The Somatic Experiencing® (SE®) method is a body-oriented therapeutic approach developed by Dr. Peter Levine to treat trauma and other stress disorders. The SE® model suggests that the specific event isn’t what caused the trauma but rather it is the body's overwhelmed response to the real or perceived threat that is causing an unbalanced nervous system. SE® therapy uses a specific framework to evaluate where a person is "stuck" in the fight, flight, or freeze responses then provides therapeutic tools to resolve these physiological states. The SE® model supports clients in releasing the opposing survival energy stuck in the body that is the cause of symptoms. The goal of SE® is to access the body memory of a traumatic incident instead of the traditional verbal narrative, so telling your story is not a requirement. SE® therapy does not involve changing thoughts or beliefs about a memory but looking at the physical sensations underneath those feelings.

Play Therapy

When children experience adverse or traumatizing experiences, family or peer conflict, or deficits in social/emotional functioning they do not always have the language to verbally process their response or articulate their needs. Play Therapy is an evidenced-based, structured approach for working with children that builds on their typical communicative and learning processes to be used in a therapeutic and healing manner. It is used to help children safely express their challenging thoughts and feelings when they do not have the verbal language to speak them. A skilled play therapist can use therapeutic play to support children to expand social and emotional skills, develop adaptive age-appropriate behaviors, process through traumatizing experiences, explore and resolve inner conflicts, and increase problem-solving skills.

Dialectical Behavior Therapy

In today’s culture, there is this misconception that individuals are somehow not in control of their emotions; that impulsive or big, over the top reactions are societal norm. This should not be (and is not) the case. Individuals, including teens with still developing brains absolutely have the ability to manage their emotions and reactions to frustrating situations. DBT stands for Dialectical Behavior Therapy and it incorporates four distinct sections to teach you or your teen how to effectively manage emotions; mindfulness, distress tolerance, emotion regulation, and interpersonal effectiveness. At Taproot Therapy, we work with teens and young adults to help them build these skills in a safe, non-judgmental place so that they can be better equipped to manage and communicate their emotions with parents, teachers, peers, employers, etc.

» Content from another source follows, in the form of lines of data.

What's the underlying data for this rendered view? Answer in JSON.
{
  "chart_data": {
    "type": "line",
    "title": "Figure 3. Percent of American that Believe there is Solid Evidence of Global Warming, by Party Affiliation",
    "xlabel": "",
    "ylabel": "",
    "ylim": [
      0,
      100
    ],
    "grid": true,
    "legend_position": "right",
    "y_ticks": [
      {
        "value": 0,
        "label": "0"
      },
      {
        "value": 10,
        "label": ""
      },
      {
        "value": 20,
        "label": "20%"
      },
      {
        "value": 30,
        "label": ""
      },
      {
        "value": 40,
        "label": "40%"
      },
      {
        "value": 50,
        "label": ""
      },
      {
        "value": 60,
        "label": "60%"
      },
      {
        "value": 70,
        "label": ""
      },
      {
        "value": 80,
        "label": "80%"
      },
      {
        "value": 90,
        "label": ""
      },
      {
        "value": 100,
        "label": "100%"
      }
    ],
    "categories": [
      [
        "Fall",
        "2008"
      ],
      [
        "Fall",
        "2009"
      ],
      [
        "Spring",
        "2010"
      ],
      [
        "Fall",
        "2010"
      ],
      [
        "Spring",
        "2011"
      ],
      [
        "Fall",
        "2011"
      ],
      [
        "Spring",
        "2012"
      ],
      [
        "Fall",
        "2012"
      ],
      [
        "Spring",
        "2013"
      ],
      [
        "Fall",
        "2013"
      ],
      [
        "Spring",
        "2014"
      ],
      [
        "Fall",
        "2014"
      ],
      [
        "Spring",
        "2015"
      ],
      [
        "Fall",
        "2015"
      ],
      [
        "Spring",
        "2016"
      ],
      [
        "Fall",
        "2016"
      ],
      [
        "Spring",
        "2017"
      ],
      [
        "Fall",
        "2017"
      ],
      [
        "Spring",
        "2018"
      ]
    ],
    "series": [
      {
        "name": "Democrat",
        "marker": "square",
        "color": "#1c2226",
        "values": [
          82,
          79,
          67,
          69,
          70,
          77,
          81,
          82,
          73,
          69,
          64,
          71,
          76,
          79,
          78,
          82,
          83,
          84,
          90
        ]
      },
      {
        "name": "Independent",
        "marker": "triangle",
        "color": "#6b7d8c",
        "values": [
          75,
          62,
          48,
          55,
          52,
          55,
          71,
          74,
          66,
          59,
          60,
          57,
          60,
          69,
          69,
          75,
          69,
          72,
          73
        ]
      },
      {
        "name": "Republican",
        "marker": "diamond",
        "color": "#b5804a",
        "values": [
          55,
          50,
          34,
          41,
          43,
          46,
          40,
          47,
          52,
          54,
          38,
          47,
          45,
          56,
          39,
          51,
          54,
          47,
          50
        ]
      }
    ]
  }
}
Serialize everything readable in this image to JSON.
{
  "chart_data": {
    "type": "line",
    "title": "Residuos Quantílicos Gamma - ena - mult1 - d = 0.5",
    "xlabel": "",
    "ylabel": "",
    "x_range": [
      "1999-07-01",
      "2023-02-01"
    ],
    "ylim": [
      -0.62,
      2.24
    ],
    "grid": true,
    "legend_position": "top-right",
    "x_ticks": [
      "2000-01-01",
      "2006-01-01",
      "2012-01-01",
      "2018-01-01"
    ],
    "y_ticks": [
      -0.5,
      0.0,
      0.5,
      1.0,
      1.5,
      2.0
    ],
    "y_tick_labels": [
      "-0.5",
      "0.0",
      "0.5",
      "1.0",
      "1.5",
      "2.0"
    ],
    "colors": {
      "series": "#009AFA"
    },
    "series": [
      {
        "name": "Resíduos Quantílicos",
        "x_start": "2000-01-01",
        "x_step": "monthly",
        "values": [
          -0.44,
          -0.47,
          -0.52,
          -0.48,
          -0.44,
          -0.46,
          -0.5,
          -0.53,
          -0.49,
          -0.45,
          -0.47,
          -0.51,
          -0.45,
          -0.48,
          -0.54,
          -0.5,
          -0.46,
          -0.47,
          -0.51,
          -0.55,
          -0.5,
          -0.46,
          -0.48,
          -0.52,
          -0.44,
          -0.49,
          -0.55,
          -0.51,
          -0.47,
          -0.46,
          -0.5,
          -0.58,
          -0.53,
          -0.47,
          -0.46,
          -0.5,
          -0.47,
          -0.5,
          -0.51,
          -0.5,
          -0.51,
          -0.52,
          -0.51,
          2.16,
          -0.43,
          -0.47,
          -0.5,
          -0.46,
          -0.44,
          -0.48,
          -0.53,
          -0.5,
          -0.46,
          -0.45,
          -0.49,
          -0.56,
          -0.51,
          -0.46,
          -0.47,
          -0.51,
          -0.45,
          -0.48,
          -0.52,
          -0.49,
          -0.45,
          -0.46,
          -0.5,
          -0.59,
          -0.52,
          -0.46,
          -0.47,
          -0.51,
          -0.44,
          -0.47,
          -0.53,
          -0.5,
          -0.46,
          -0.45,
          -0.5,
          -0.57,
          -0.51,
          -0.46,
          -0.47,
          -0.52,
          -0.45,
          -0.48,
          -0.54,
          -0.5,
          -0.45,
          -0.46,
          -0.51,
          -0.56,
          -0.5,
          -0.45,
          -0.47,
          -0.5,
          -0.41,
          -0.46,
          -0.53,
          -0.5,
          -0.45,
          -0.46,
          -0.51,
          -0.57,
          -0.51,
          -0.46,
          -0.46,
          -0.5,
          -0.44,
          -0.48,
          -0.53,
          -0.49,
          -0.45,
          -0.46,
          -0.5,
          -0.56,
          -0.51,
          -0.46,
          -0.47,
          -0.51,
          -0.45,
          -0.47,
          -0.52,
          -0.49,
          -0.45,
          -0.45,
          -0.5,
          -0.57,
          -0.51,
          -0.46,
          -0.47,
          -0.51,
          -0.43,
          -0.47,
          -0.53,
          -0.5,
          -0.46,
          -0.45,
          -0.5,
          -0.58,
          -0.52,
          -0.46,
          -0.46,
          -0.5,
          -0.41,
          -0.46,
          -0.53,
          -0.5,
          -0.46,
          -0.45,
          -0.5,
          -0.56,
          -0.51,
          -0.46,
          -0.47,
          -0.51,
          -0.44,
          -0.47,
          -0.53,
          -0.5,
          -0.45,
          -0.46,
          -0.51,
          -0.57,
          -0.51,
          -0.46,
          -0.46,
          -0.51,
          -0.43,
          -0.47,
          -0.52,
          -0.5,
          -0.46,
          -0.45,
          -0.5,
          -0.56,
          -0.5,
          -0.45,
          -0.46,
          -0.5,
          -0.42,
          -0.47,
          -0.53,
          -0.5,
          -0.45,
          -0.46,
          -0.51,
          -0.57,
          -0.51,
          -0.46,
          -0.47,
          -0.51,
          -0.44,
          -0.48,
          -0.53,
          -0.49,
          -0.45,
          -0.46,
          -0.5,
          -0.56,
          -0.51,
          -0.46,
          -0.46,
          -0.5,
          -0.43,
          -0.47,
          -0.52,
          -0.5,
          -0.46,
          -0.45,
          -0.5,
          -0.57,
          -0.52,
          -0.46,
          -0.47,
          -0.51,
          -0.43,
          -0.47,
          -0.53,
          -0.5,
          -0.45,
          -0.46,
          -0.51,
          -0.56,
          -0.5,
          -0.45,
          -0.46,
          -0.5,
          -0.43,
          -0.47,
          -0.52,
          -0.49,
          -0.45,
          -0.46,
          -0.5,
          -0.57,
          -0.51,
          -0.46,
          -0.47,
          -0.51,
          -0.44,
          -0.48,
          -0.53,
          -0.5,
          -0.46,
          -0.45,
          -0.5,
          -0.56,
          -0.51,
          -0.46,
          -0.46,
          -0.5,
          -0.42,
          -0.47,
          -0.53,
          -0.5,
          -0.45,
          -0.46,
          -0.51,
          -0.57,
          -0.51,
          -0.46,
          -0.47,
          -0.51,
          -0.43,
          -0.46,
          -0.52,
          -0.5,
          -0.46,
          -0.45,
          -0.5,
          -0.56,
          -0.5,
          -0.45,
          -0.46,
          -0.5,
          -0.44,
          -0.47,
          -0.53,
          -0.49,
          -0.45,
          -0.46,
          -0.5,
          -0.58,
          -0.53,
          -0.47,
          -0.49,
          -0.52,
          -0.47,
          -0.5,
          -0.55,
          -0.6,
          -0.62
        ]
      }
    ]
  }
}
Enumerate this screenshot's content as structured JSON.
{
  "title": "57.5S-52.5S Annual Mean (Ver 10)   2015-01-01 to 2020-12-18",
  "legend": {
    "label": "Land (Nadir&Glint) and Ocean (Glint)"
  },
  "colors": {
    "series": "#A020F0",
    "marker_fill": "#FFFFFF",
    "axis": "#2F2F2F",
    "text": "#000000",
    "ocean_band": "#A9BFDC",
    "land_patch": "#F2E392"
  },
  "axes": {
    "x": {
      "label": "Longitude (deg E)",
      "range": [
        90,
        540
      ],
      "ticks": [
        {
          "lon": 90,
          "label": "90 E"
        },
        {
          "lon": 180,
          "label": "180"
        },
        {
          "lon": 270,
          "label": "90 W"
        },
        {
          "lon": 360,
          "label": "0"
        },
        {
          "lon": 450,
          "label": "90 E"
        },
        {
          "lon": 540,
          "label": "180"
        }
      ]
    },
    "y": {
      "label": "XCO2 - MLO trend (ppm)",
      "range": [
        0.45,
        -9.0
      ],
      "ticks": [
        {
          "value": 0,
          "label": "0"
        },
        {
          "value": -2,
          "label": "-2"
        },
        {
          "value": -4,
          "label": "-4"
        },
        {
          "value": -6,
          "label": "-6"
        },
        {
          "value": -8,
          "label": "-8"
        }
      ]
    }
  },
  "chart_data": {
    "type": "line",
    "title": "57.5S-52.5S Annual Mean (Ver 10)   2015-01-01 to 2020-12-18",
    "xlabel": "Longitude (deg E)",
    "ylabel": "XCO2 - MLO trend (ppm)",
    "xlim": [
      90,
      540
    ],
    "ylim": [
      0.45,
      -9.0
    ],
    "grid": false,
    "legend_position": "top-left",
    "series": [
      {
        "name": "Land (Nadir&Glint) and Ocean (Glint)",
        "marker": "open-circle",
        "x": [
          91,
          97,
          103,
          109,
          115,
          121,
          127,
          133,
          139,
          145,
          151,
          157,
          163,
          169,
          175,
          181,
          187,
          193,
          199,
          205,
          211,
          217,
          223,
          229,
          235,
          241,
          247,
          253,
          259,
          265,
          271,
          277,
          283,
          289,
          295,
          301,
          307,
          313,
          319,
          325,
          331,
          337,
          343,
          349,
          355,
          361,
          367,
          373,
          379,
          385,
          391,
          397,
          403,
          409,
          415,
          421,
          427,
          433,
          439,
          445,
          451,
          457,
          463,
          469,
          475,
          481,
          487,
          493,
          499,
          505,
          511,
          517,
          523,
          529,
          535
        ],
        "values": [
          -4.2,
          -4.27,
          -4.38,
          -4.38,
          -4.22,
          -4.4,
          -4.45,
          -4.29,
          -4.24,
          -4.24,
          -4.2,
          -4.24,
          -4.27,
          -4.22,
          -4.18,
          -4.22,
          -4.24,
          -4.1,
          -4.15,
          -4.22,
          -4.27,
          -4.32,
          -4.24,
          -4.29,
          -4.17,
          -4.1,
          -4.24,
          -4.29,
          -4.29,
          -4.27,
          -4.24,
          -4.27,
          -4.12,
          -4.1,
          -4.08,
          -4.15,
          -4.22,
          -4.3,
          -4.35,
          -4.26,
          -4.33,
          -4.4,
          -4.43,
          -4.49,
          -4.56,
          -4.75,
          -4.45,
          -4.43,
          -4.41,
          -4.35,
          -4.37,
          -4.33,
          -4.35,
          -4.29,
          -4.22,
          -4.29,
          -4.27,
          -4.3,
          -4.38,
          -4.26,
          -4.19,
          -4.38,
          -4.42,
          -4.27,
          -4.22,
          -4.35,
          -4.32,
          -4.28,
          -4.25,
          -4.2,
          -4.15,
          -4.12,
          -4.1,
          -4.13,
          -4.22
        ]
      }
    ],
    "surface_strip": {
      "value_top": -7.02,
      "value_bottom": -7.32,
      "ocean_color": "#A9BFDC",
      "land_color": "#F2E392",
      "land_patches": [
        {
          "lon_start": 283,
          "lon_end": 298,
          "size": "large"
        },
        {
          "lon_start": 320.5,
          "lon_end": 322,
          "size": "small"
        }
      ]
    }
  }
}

Accelerated Resolution Therapy (ART)

Accelerated Resolution Therapy, often referred to as ART, is an evidence-based form of psychotherapy with roots in existing evidence-based therapies of Exposure Therapy, Gestalt Therapy, Cognitive Behavioral Therapy, EMDR, Imagery Re-Scripting, Guided Imagery, and Brief Psychodynamic Therapy. It utilizes back and forth eye movements to help clients address common problems such as depression, anxiety, phobias, and PTSD and has been shown to achieve benefits with children and adults typically within 1-5 sessions. The process is very straightforward, using relaxing eye movements and a technique called Voluntary Memory/Image Replacement to change the way in which the negative images are stored in the brain. The client is always in control of the entire ART session, with the therapist guiding the process. Importantly, clients do not have to talk about their traumas or difficult life experiences with the therapist to achieve recovery. ART works directly to reprogram the way in which distressing memories and images are stored in the brain so that they no longer trigger strong physical and emotional reactions. ART accomplishes this through the use of rapid eye movements similar to eye movements that occur during dreaming. Although some traumatic experiences such as sexual trauma, combat experiences, or loss of a loved one can be very painful to think about or visualize, the therapy rapidly moves clients beyond the place where they are stuck in these experiences toward growth and positive changes.